Strasbourg touche à l’Allemagne et lui présente bien des bons côtés du caractère français : le patriotisme, l’esprit militaire, le goût des choses de l’intelligence ; mais un des traits les plus marqués lui manque, la grâce. Il faut l’avouer, si Strasbourg est propre, régulier et de tout point convenable, il n’est pas précisément beau.

Les vieilles maisons de Strasbourg. — Dessin de Lancelot.

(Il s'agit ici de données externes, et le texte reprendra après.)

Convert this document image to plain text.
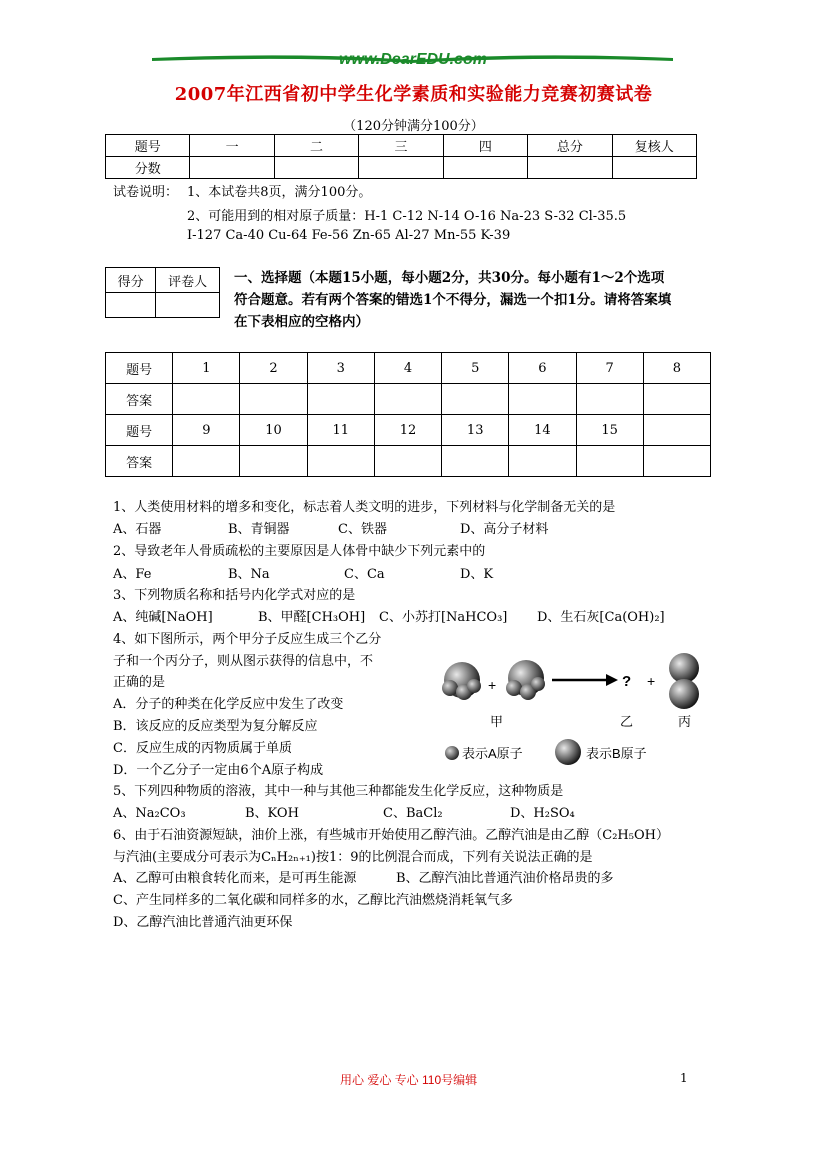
www.DearEDU.com
2007年江西省初中学生化学素质和实验能力竞赛初赛试卷
（120分钟满分100分）
题号	一	二	三	四	总分	复核人
分数						
试卷说明： 1、本试卷共8页，满分100分。
2、可能用到的相对原子质量：H-1 C-12 N-14 O-16 Na-23 S-32 Cl-35.5
I-127 Ca-40 Cu-64 Fe-56 Zn-65 Al-27 Mn-55 K-39
得分	评卷人
	一、选择题（本题15小题，每小题2分，共30分。每小题有1～2个选项
符合题意。若有两个答案的错选1个不得分，漏选一个扣1分。请将答案填
在下表相应的空格内）
题号	1	2	3	4	5	6	7	8
答案								
题号	9	10	11	12	13	14	15	
答案								
1、人类使用材料的增多和变化，标志着人类文明的进步，下列材料与化学制备无关的是
A、石器	B、青铜器	C、铁器	D、高分子材料
2、导致老年人骨质疏松的主要原因是人体骨中缺少下列元素中的
A、Fe	B、Na	C、Ca	D、K
3、下列物质名称和括号内化学式对应的是
A、纯碱[NaOH]	B、甲醛[CH₃OH] C、小苏打[NaHCO₃] D、生石灰[Ca(OH)₂]
4、如下图所示，两个甲分子反应生成三个乙分
子和一个丙分子，则从图示获得的信息中，不
正确的是
A．分子的种类在化学反应中发生了改变
B．该反应的反应类型为复分解反应
C．反应生成的丙物质属于单质
D．一个乙分子一定由6个A原子构成
+	? +
甲	乙	丙
表示A原子	表示B原子
5、下列四种物质的溶液，其中一种与其他三种都能发生化学反应，这种物质是
A、Na₂CO₃	B、KOH	C、BaCl₂	D、H₂SO₄
6、由于石油资源短缺，油价上涨，有些城市开始使用乙醇汽油。乙醇汽油是由乙醇（C₂H₅OH）
与汽油(主要成分可表示为CₙH₂ₙ₊₁)按1：9的比例混合而成，下列有关说法正确的是
A、乙醇可由粮食转化而来，是可再生能源	B、乙醇汽油比普通汽油价格昂贵的多
C、产生同样多的二氧化碳和同样多的水，乙醇比汽油燃烧消耗氧气多
D、乙醇汽油比普通汽油更环保
用心 爱心 专心 110号编辑	1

Il n’a que deux monuments, sa cathédrale et ses fortifications. Pour les voir d’un coup je montai aux tours. Il était de bonne heure, c’est-à-dire trop tôt. La brume, en effet, cachait l’horizon, et les arbres des remparts cachaient la ligne des défenses. Les Vosges semblaient fort modestes ; le Rhin ne se laissait voir que par des échappées ; seule, la Forêt-Noire de l’autre côté du fleuve montrait des hauteurs dignes du nom de montagnes. Je cherchais avidement les Alpes de la Suisse. On ne les voit jamais. Ce que je distinguais bien, c’était la plaine parfaitement unie qui s’étend des Vosges à la Forêt-Noire et que le Rhin coupe en deux. Cette plaine a été évidemment un grand lac qui s’ouvrait à Bâle et se fermait vers le Taunus à Mayence. M. Élie de Beaumont prétend que les deux chaînes ne formaient qu’un seul massif dont le centre s’est effondré pour ouvrir une issue au Rhin ; ce pourrait bien être vrai.